With that being said, creating this visualization is quite straightforward. seaborn
takes care of setting our appropriate ticks
and tick_labels
on both of our Axis
objects, and it even creates a colorbar
for us as well! Just a few final steps to tidy up the visualization.

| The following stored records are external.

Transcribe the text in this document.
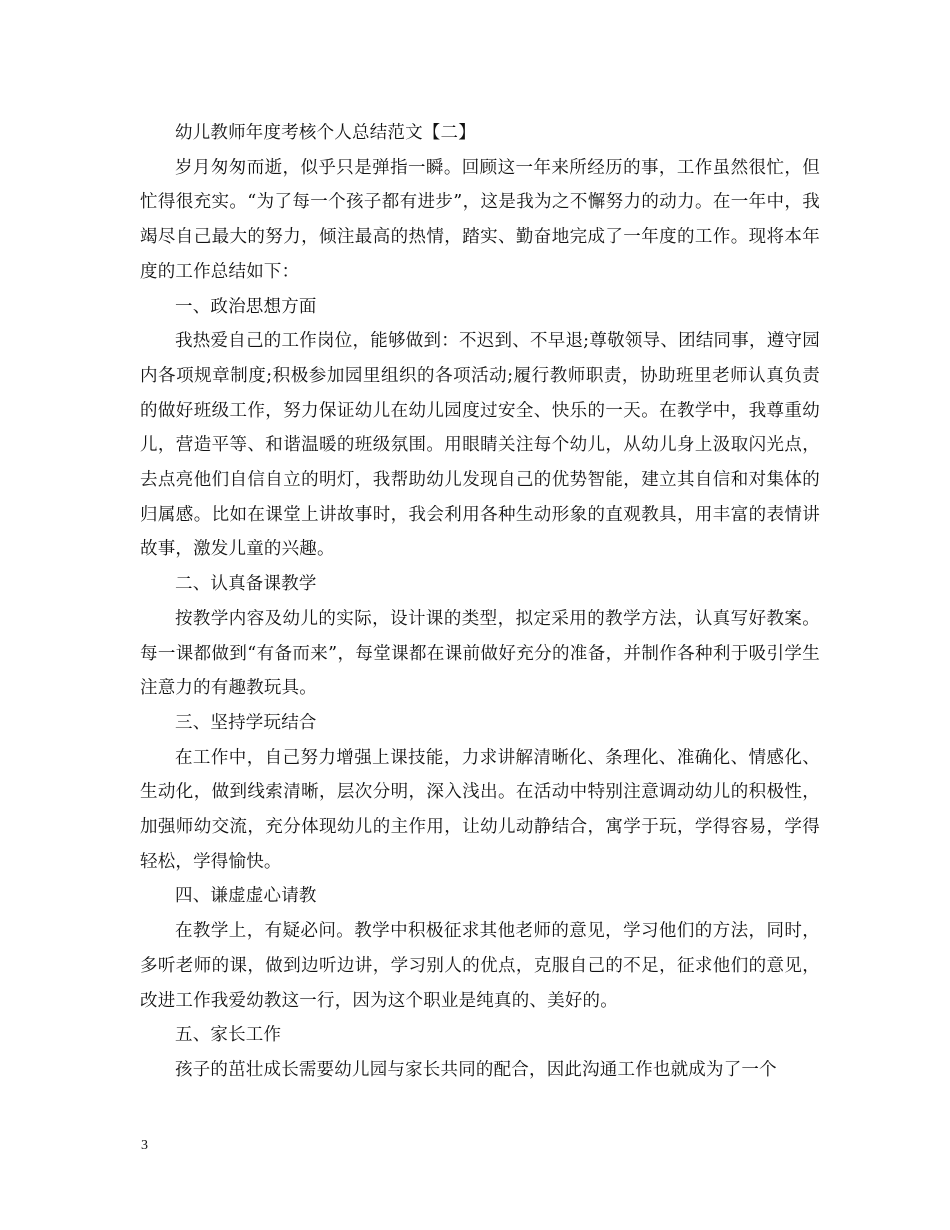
幼儿教师年度考核个人总结范文【二】

岁月匆匆而逝，似乎只是弹指一瞬。回顾这一年来所经历的事，工作虽然很忙，但忙得很充实。“为了每一个孩子都有进步”，这是我为之不懈努力的动力。在一年中，我竭尽自己最大的努力，倾注最高的热情，踏实、勤奋地完成了一年度的工作。现将本年度的工作总结如下：

一、政治思想方面

我热爱自己的工作岗位，能够做到：不迟到、不早退;尊敬领导、团结同事，遵守园内各项规章制度;积极参加园里组织的各项活动;履行教师职责，协助班里老师认真负责的做好班级工作，努力保证幼儿在幼儿园度过安全、快乐的一天。在教学中，我尊重幼儿，营造平等、和谐温暖的班级氛围。用眼睛关注每个幼儿，从幼儿身上汲取闪光点，去点亮他们自信自立的明灯，我帮助幼儿发现自己的优势智能，建立其自信和对集体的归属感。比如在课堂上讲故事时，我会利用各种生动形象的直观教具，用丰富的表情讲故事，激发儿童的兴趣。

二、认真备课教学

按教学内容及幼儿的实际，设计课的类型，拟定采用的教学方法，认真写好教案。每一课都做到“有备而来”，每堂课都在课前做好充分的准备，并制作各种利于吸引学生注意力的有趣教玩具。

三、坚持学玩结合

在工作中，自己努力增强上课技能，力求讲解清晰化、条理化、准确化、情感化、生动化，做到线索清晰，层次分明，深入浅出。在活动中特别注意调动幼儿的积极性，加强师幼交流，充分体现幼儿的主作用，让幼儿动静结合，寓学于玩，学得容易，学得轻松，学得愉快。

四、谦虚虚心请教

在教学上，有疑必问。教学中积极征求其他老师的意见，学习他们的方法，同时，多听老师的课，做到边听边讲，学习别人的优点，克服自己的不足，征求他们的意见，改进工作我爱幼教这一行，因为这个职业是纯真的、美好的。

五、家长工作

孩子的茁壮成长需要幼儿园与家长共同的配合，因此沟通工作也就成为了一个

3
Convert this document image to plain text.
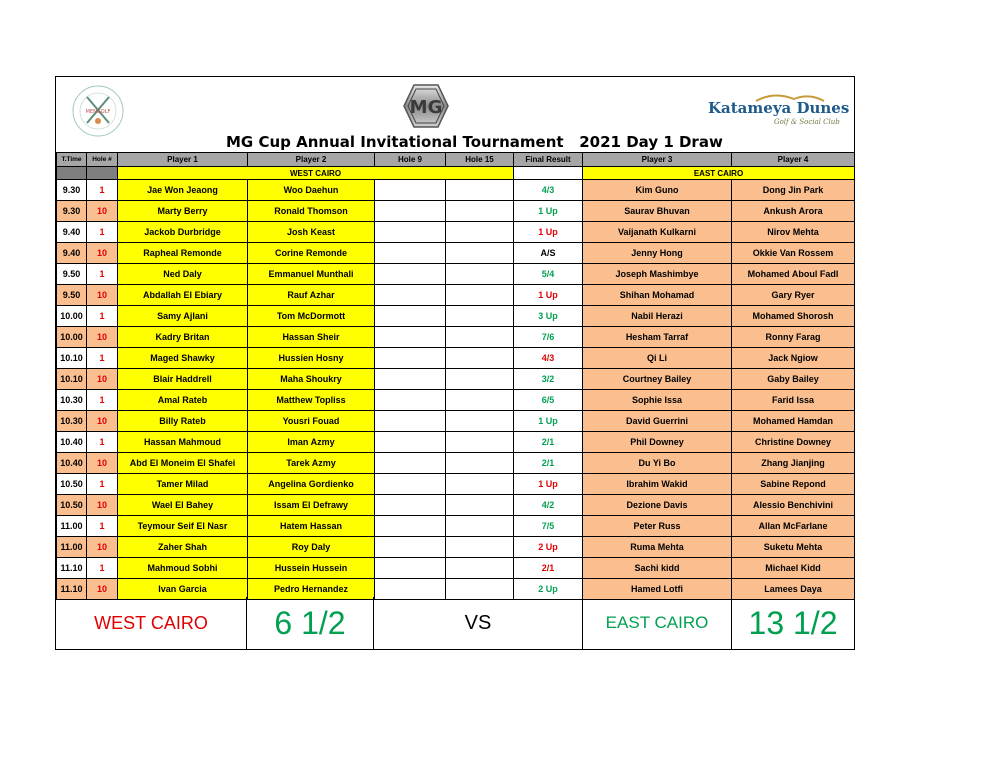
MENGOLF	MG	Katameya Dunes
Golf & Social Club
MG Cup Annual Invitational Tournament   2021 Day 1 Draw
T.Time	Hole #	Player 1	Player 2	Hole 9	Hole 15	Final Result	Player 3	Player 4
		WEST CAIRO					EAST CAIRO	
9.30	1	Jae Won Jeaong	Woo Daehun			4/3	Kim Guno	Dong Jin Park
9.30	10	Marty Berry	Ronald Thomson			1 Up	Saurav Bhuvan	Ankush Arora
9.40	1	Jackob Durbridge	Josh Keast			1 Up	Vaijanath Kulkarni	Nirov Mehta
9.40	10	Rapheal Remonde	Corine Remonde			A/S	Jenny Hong	Okkie Van Rossem
9.50	1	Ned Daly	Emmanuel Munthali			5/4	Joseph Mashimbye	Mohamed Aboul Fadl
9.50	10	Abdallah El Ebiary	Rauf Azhar			1 Up	Shihan Mohamad	Gary Ryer
10.00	1	Samy Ajlani	Tom McDormott			3 Up	Nabil Herazi	Mohamed Shorosh
10.00	10	Kadry Britan	Hassan Sheir			7/6	Hesham Tarraf	Ronny Farag
10.10	1	Maged Shawky	Hussien Hosny			4/3	Qi Li	Jack Ngiow
10.10	10	Blair Haddrell	Maha Shoukry			3/2	Courtney Bailey	Gaby Bailey
10.30	1	Amal Rateb	Matthew Topliss			6/5	Sophie Issa	Farid Issa
10.30	10	Billy Rateb	Yousri Fouad			1 Up	David Guerrini	Mohamed Hamdan
10.40	1	Hassan Mahmoud	Iman Azmy			2/1	Phil Downey	Christine Downey
10.40	10	Abd El Moneim El Shafei	Tarek Azmy			2/1	Du Yi Bo	Zhang Jianjing
10.50	1	Tamer Milad	Angelina Gordienko			1 Up	Ibrahim Wakid	Sabine Repond
10.50	10	Wael El Bahey	Issam El Defrawy			4/2	Dezione Davis	Alessio Benchivini
11.00	1	Teymour Seif El Nasr	Hatem Hassan			7/5	Peter Russ	Allan McFarlane
11.00	10	Zaher Shah	Roy Daly			2 Up	Ruma Mehta	Suketu Mehta
11.10	1	Mahmoud Sobhi	Hussein Hussein			2/1	Sachi kidd	Michael Kidd
11.10	10	Ivan Garcia	Pedro Hernandez			2 Up	Hamed Lotfi	Lamees Daya
WEST CAIRO	6 1/2	VS	EAST CAIRO	13 1/2
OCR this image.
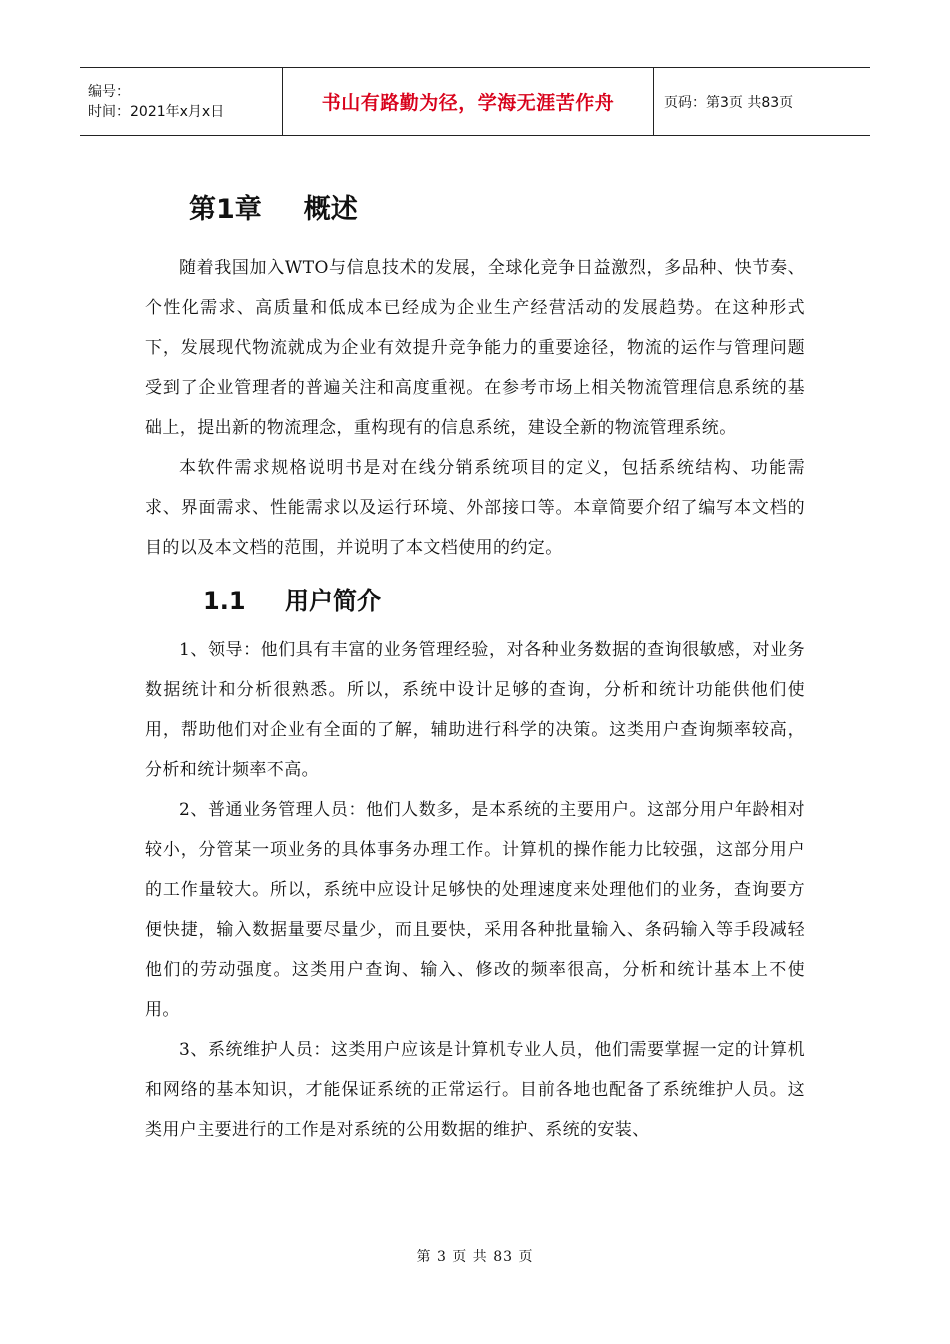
编号：
时间：2021年x月x日	书山有路勤为径，学海无涯苦作舟	页码：第3页 共83页
第1章 概述

随着我国加入WTO与信息技术的发展，全球化竞争日益激烈，多品种、快节奏、个性化需求、高质量和低成本已经成为企业生产经营活动的发展趋势。在这种形式下，发展现代物流就成为企业有效提升竞争能力的重要途径，物流的运作与管理问题受到了企业管理者的普遍关注和高度重视。在参考市场上相关物流管理信息系统的基础上，提出新的物流理念，重构现有的信息系统，建设全新的物流管理系统。

本软件需求规格说明书是对在线分销系统项目的定义，包括系统结构、功能需求、界面需求、性能需求以及运行环境、外部接口等。本章简要介绍了编写本文档的目的以及本文档的范围，并说明了本文档使用的约定。

1.1	用户简介

1、领导：他们具有丰富的业务管理经验，对各种业务数据的查询很敏感，对业务数据统计和分析很熟悉。所以，系统中设计足够的查询，分析和统计功能供他们使用，帮助他们对企业有全面的了解，辅助进行科学的决策。这类用户查询频率较高，分析和统计频率不高。

2、普通业务管理人员：他们人数多，是本系统的主要用户。这部分用户年龄相对较小，分管某一项业务的具体事务办理工作。计算机的操作能力比较强，这部分用户的工作量较大。所以，系统中应设计足够快的处理速度来处理他们的业务，查询要方便快捷，输入数据量要尽量少，而且要快，采用各种批量输入、条码输入等手段减轻他们的劳动强度。这类用户查询、输入、修改的频率很高，分析和统计基本上不使用。

3、系统维护人员：这类用户应该是计算机专业人员，他们需要掌握一定的计算机和网络的基本知识，才能保证系统的正常运行。目前各地也配备了系统维护人员。这类用户主要进行的工作是对系统的公用数据的维护、系统的安装、

第 3 页 共 83 页
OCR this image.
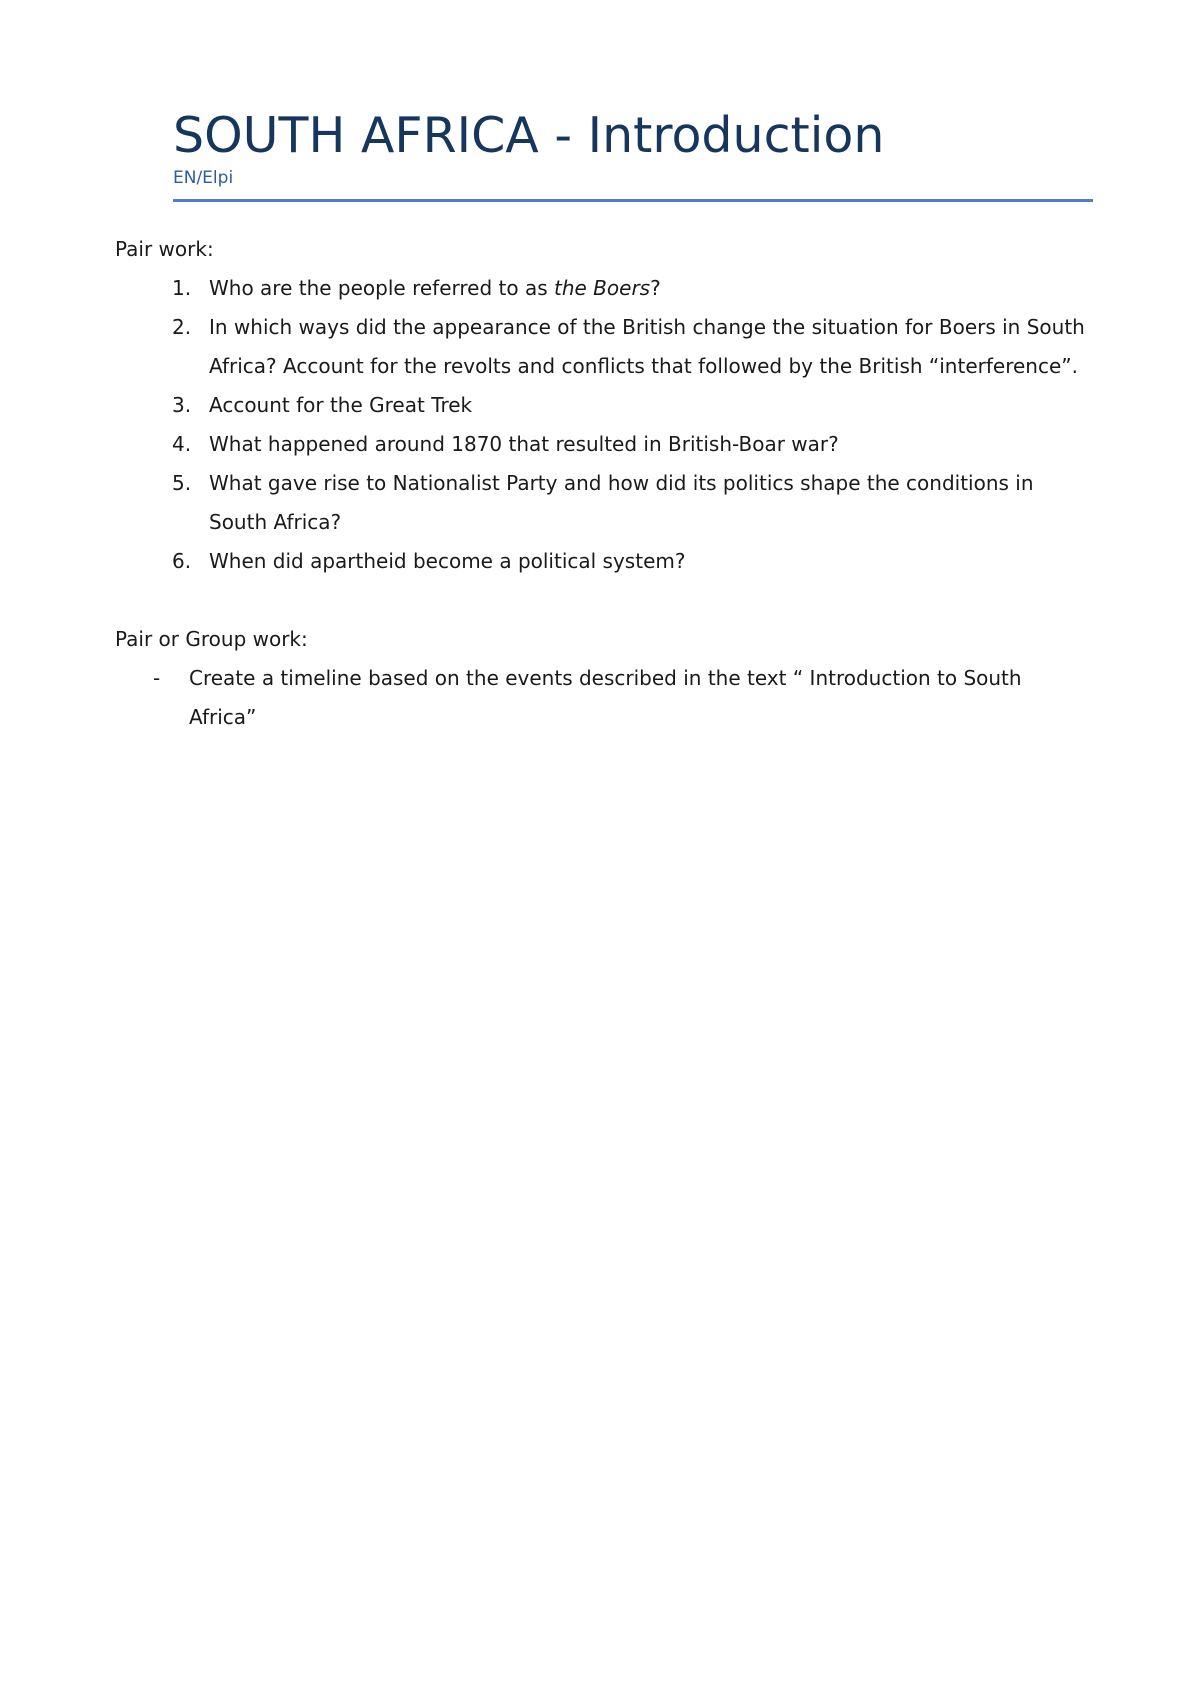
SOUTH AFRICA - Introduction
EN/Elpi

Pair work:

1. Who are the people referred to as the Boers?
2. In which ways did the appearance of the British change the situation for Boers in South Africa? Account for the revolts and conflicts that followed by the British “interference”.
3. Account for the Great Trek
4. What happened around 1870 that resulted in British-Boar war?
5. What gave rise to Nationalist Party and how did its politics shape the conditions in South Africa?
6. When did apartheid become a political system?

Pair or Group work:

- Create a timeline based on the events described in the text “ Introduction to South Africa”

from matplotlib.pyplot import rc, subplots, show
from numpy import roll, arange
from seaborn import heatmap
rc('font', size=16)
rc('figure', facecolor='white')
rc('axes', titlesize=20, labelsize=18, titlepad=18)
rc('xtick', labelsize=16)
rc('ytick', labelsize=16)
fig, ax = subplots(figsize=(12, 14), dpi=90)
heatmap(
df.select_dtypes('int8').sort_values('O').loc[:, lambda d: roll(d.columns, 1)],
annot=False, cmap='viridis_r', ax=ax,
cbar=True, cbar_kws={'label': 'Ranking\n(lower value → better rank)'}
)
ax.set_title('Presidential Rankings (Sienna College Survey 2018)', fontsize='x-large')
ax.set_yticks(
arange(len(df.index)) + .5,
[f'{t} {i: >3}' for i, t in enumerate(df.select_dtypes('int8').sort_values('O').index, 1)]
)
ax.set_xticklabels(
[abbreviations[t.get_text()] for t in ax.get_xticklabels()],
rotation=45,
ha='right',
rotation_mode='anchor'
)
fig.tight_layout()
fig.canvas.draw()
bbox = ax.xaxis.get_tightbbox()
fig.text(
s='Data: https://en.wikipedia.org/wiki/Historical_rankings_of_presidents_of_the_United_States#2018_Siena_College',
x=bbox.x1,
y=bbox.y0,
ha='right',
va='top',
transform=None,
size='x-small',
color='gray',
alpha=.8,
)
cbar_ax = fig.findobj(match=lambda artist: artist.get_label() == '<colorbar>')[0]
cbar_ax.invert_yaxis()
show()
I’ll need to set my title and transform my x & y tick labels. The x tick labels need to map to their unabbreviated counter parts; we can use a dictionary look up while looking through the current x tick labels set with seaborn
.
I also flipped my colorbar so that the numbers appeared in descending order instead of ascending. If you’re not familiar, you can use findobj
to select specific Artists
on a given Figure
. In this case, I wanted to select the divided Axes
that the colorbar was drawn on to invert it and provide a better sense that lower ranks are a better value.
Wrap Up#
And that’s it for this week! Thanks for tuning in everyone, talk to you all next time.